The first half of the Oceanside went to a longshot, Sigfreto, who prevailed by two lengths at 39-1 for his first victory since trainer Doug Peterson bought him in May for co-owner Richard O'Neill for $125,000. Bettors were smelling a pick-six carryover after Sigfreto's shocker, but there was still one winning ticket, worth more than $151,000.
Baze, voted last year's Eclipse award for top apprentice, has ridden Dr. Park throughout his career. In April, they dead-heated with Media Mogul for the victory in the Will Rogers Stakes at Hollywood Park, then in May the colt was second at Lone Star Park.

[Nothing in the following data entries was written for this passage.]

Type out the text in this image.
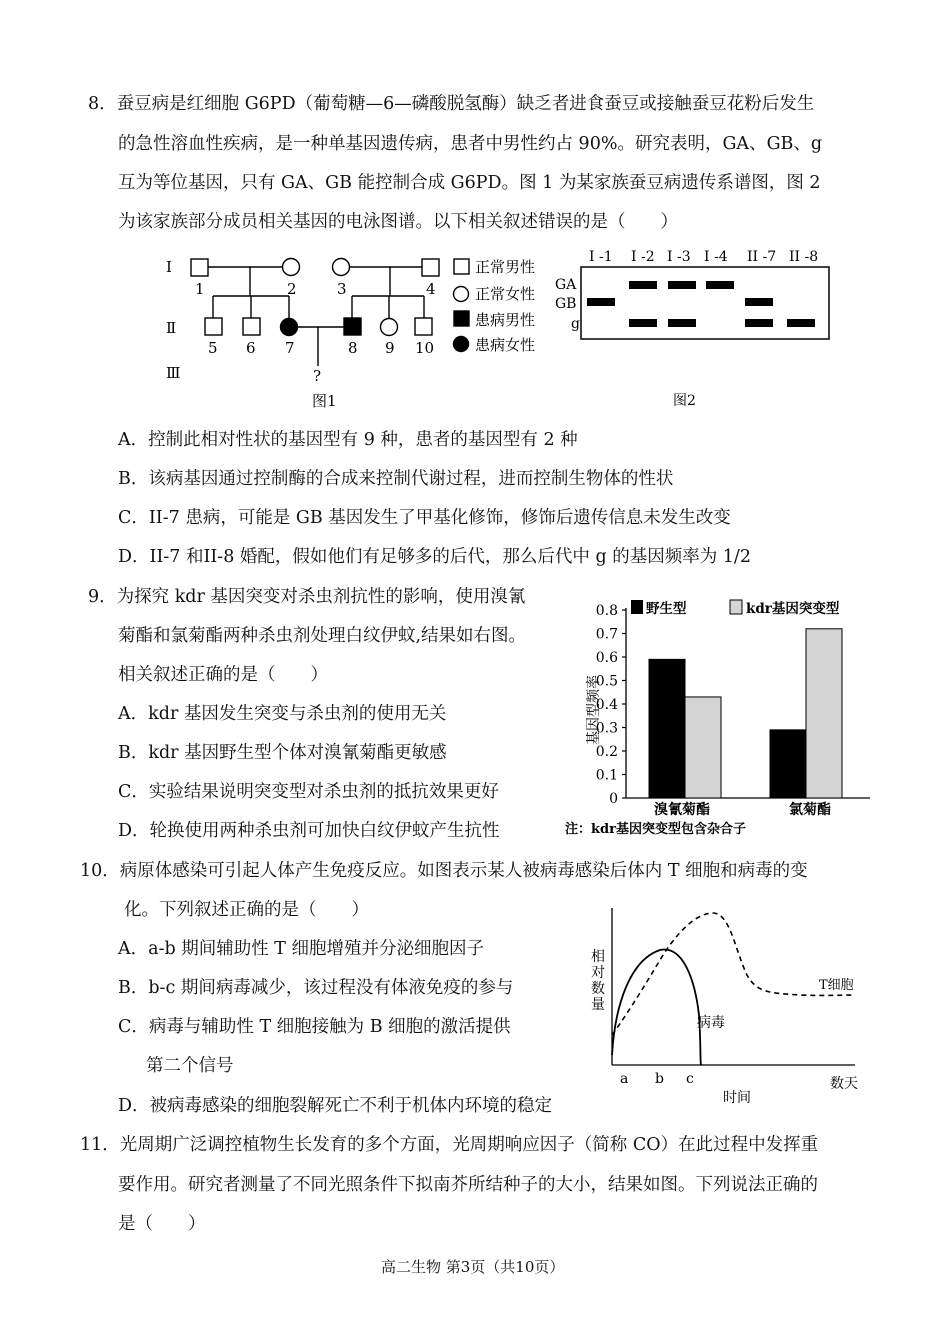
8．蚕豆病是红细胞 G6PD（葡萄糖—6—磷酸脱氢酶）缺乏者进食蚕豆或接触蚕豆花粉后发生
的急性溶血性疾病，是一种单基因遗传病，患者中男性约占 90%。研究表明，GA、GB、g
互为等位基因，只有 GA、GB 能控制合成 G6PD。图 1 为某家族蚕豆病遗传系谱图，图 2
为该家族部分成员相关基因的电泳图谱。以下相关叙述错误的是（　　）
Ⅰ
Ⅱ
Ⅲ
1	2	3	4
5 6 7	8 9 10
?
图1
正常男性
正常女性
患病男性
患病女性
I -1 I -2 I -3 I -4 II -7 II -8
GA
GB
g
图2
A．控制此相对性状的基因型有 9 种，患者的基因型有 2 种
B．该病基因通过控制酶的合成来控制代谢过程，进而控制生物体的性状
C．II-7 患病，可能是 GB 基因发生了甲基化修饰，修饰后遗传信息未发生改变
D．II-7 和II-8 婚配，假如他们有足够多的后代，那么后代中 g 的基因频率为 1/2
9．为探究 kdr 基因突变对杀虫剂抗性的影响，使用溴氰
菊酯和氯菊酯两种杀虫剂处理白纹伊蚊,结果如右图。
相关叙述正确的是（　　）
A．kdr 基因发生突变与杀虫剂的使用无关
B．kdr 基因野生型个体对溴氰菊酯更敏感
C．实验结果说明突变型对杀虫剂的抵抗效果更好
D．轮换使用两种杀虫剂可加快白纹伊蚊产生抗性
0
0.1
0.2
0.3
0.4
0.5
0.6
0.7
0.8
基因型频率
野生型	kdr基因突变型
溴氰菊酯	氯菊酯
注：kdr基因突变型包含杂合子
10．病原体感染可引起人体产生免疫反应。如图表示某人被病毒感染后体内 T 细胞和病毒的变
化。下列叙述正确的是（　　）
A．a-b 期间辅助性 T 细胞增殖并分泌细胞因子
B．b-c 期间病毒减少，该过程没有体液免疫的参与
C．病毒与辅助性 T 细胞接触为 B 细胞的激活提供
第二个信号
D．被病毒感染的细胞裂解死亡不利于机体内环境的稳定
相
对
数
量
a b c	数天
时间
T细胞
病毒
11．光周期广泛调控植物生长发育的多个方面，光周期响应因子（简称 CO）在此过程中发挥重
要作用。研究者测量了不同光照条件下拟南芥所结种子的大小，结果如图。下列说法正确的
是（　　）
高二生物 第3页（共10页）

"We caught soft turf in Texas," trainer John Sadler said. "It was almost like mud and my horse couldn't handle it. He's a very nice horse. I think he's one of the top 3-year-olds on turf in the country."
Baze won 27 races here last year, finishing fifth in the standings, but the Oceanside was his first stakes victory at Del Mar.
"I had to wait for room," he said of Dr. Park's trip, "but it worked out OK. Once he got clear, he really showed a great turn of foot."
Dr. Park, the favorite, paid $6.40 for his fourth victory in seven starts. Euribor finished second, one length better than Our Main Man.
"This was his first hard race [since coming to the U.S.]," said Mike Smith, Euribor's rider. "Those other two races he was way back and didn't get into it. Today he was running and kicked hard. He just got beat at the end. He'll get a lot out of this race and should move up."
Like Dr. Park, Sigfreto was a late-running winner. He was ridden by Matt Garcia, who got his first try with Peterson's horse when they finished fourth last month in the Ascot Handicap at Bay Meadows.
"What a nice kick this horse had," Garcia said. "I was sitting there behind a wall of horses, but when I asked him, I received."
Sigfreto caught Peterson's attention in May when he was shipped in for the Cinema Handicap. The horse was stabled in the back of Peterson's barn at Hollywood Park, and after a troubled fifth in the stake, the trainer put together a deal with John Nowak, Sigfreto's owner-trainer.
"The horse has put on a lot of weight and has been training good," Peterson said. "I had a bet on him. It's like buying insurance. The purse [$52,260] wasn't bad, either."
Sea To See finished second, half a length better than Mister Approval, the 8-5 favorite. Sigfreto's time was 1:35 4/5.
"I was all dressed up and had nowhere to go," said Gary Stevens, who rode Mister Approval, an Italian import making his second U.S. start. "I was trapped all the way around. I think I should be having my picture taken. He's a nice horse."
Peterson said that Sigfreto would aim for the $300,000 Del Mar Derby, at 1 1/8 miles, on Sept. 3.
"This horse doesn't have a lot of pedigree, but he loves to run," Peterson said. "He was too big of a price [44-1] when he ran in the Cinema, and he shouldn't have been the price he was today, either."